When setting the global channel pruning ratio (Global percent), you can choose a strategy of large intervals and then gradually subdividing to approach the "optimal pruning point". For example, the Global percent first takes 0.7, 0.8, and 0.9. It is found that when 0.7 and 0.8 are taken, the model obtains the compression effect while the accuracy does not decline seriously, and even slightly exceeds the model after spasity training. However, when taking 0.9, P rises sharply, and R and mAP@0.5 drop sharply. It can be inferred that When Global percent is 0.9, it just exceeds the "optimal pruning point", so the Global percent is gradually subdivided into 0.88 and 0.89.And when the Global percent is 0.88 and 0.89,the parameters are the same with three decimal places retained. And the model accuracy is very close to model after spasity training,but 0.89 will have a better compression effect. If we take Global percent as 0.91, 0.92, 0.93, we can find that when we take 0.9, P has risen to the limit 1, and R and mAP@0.5 are close to 0. After this limit is exceeded (that means the Global percent is greater than 0.91), P, R, mAP@0.5 is infinitely close to 0. This also means that the key channels have been cut off.
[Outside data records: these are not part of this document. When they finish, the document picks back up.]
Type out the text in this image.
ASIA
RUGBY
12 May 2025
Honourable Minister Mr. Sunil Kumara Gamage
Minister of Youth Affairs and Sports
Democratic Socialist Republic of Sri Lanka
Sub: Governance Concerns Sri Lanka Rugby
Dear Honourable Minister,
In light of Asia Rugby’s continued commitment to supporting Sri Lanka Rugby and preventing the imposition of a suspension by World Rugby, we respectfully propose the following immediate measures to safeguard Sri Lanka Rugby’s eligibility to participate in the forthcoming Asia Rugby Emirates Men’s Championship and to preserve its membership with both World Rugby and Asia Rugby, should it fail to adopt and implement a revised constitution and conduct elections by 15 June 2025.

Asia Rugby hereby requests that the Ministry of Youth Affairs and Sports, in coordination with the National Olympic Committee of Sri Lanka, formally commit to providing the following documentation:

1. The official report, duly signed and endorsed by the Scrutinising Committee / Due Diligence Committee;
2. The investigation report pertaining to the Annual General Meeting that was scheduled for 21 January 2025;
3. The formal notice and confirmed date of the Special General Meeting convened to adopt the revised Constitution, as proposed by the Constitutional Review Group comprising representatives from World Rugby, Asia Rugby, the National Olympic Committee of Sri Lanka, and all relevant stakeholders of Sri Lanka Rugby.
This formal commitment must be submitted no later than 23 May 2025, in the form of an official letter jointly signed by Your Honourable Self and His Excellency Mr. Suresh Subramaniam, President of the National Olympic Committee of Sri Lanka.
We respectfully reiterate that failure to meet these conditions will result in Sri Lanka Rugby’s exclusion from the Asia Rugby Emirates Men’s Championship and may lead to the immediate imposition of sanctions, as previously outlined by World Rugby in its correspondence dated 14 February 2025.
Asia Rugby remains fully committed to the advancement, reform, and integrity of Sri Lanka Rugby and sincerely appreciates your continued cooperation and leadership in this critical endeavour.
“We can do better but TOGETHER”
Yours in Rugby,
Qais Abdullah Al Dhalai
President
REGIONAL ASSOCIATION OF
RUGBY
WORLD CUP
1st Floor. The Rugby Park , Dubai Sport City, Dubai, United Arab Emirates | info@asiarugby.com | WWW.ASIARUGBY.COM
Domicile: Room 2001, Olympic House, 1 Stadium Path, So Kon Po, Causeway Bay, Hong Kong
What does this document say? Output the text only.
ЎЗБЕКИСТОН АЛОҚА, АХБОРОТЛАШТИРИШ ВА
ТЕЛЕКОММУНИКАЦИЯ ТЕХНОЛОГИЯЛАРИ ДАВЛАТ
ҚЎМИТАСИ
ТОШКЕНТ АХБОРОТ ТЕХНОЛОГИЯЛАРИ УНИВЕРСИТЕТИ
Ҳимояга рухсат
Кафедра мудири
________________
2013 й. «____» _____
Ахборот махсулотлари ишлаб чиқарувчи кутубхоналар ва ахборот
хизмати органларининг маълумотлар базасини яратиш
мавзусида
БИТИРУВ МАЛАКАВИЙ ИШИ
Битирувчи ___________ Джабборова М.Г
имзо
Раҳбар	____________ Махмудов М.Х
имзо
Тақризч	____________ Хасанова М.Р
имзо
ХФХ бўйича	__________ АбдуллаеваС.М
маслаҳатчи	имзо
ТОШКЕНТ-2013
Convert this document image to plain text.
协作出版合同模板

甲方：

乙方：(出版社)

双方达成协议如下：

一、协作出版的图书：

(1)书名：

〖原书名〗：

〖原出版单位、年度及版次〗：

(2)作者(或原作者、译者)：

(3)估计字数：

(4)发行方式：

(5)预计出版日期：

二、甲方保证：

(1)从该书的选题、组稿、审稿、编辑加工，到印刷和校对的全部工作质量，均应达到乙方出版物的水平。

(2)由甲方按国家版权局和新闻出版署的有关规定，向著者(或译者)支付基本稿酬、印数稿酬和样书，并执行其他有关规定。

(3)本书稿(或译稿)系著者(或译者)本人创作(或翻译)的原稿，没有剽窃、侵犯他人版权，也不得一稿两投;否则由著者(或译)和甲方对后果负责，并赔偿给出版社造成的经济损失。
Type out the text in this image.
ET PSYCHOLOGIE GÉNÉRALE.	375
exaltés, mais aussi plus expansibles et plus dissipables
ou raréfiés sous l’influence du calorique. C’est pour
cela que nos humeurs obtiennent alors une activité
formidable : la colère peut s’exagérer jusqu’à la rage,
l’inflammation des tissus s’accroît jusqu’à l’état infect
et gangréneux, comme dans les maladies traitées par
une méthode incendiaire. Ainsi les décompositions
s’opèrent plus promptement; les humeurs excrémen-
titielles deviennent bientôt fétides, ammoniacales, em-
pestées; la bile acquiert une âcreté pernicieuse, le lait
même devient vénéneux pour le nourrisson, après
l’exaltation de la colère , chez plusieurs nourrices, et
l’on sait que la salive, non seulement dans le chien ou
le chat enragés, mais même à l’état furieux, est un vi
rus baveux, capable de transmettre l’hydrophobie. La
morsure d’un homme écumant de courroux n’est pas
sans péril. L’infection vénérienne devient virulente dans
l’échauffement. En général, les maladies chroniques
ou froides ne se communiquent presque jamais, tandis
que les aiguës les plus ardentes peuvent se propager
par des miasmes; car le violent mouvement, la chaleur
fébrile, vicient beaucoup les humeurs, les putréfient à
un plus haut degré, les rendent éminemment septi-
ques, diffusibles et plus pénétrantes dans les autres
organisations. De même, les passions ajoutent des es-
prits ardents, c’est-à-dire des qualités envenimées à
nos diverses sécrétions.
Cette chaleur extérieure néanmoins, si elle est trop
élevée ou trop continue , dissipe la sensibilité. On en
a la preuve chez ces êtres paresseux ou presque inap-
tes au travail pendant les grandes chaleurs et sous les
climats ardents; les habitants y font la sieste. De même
So it can be determined that when the Global percent is 0.89, it is the "optimal pruning point"

YOLOv3-SPP's parameters of the model after spasity training under different global channel pruning scales

Global percent P R mAP@0.5 Params Size of .weights Inference_time (Tesla P100) BFLOPS
0.7 0.572 0.659 0.627 15.7M 59.8M 16.7ms 25.13
0.8 0.575 0.656 0.626 7.8M 30M 16.7ms 18.07
0.88 0.574 0.652 0.621 2.7M 10.2M 16.6ms 13.27
0.89 0.574 0.652 0.621 2.6M 10.1M 16.5ms 13.23
0.9 0.859 0.259 0.484 2.5M 9.41M 16.3ms 12.71
0.91 1 0.00068 0.14 2.1M 9.02M 16.4ms 11.69
0.92 0 0 0.00118 1.9M 7.15M 16.1ms 10.99
0.93 0 0 0 1.7M 6.34M 16.5ms 10.37

YOLOv4's parameters of the model after spasity training under different global channel pruning scales

Global percent P R mAP@0.5 Params Size of .weights Inference_time (Tesla T4) BFLOPS
0.5 0.693 0.559 0.594 19.8M 75.8M 18.0ms 26.319
0.6 0.697 0.552 0.584 12.8M 49.1M 17.7ms 20.585
0.7 0.699 0.55 0.581 7.1M 27.0M 17.6ms 15.739
0.8 0.696 0.544 0.578 3.0M 11.6M 16.4ms 11.736
0.82 0.697 0.542 0.575 2.4M 9.49M 16.5ms 11.033
0.84 0.698 0.54 0.574 2.0M 7.84M 16.5ms 10.496
0.86 0.698 0.54 0.571 1.7M 6.58M 16.4ms 9.701
0.88 0.706 0.536 0.57 1.5M 6.09M 16.4ms 8.692
0.89 0.787 0.0634 0.204 1.3M 5.36M 16.5ms 8.306
0.9 0.851 0.00079 0.0329 1.2M 4.79M 16.5ms 7.927

In the same way, it can be judged that when the Global percent is 0.88, it is the "optimal pruning point" for channel pruning.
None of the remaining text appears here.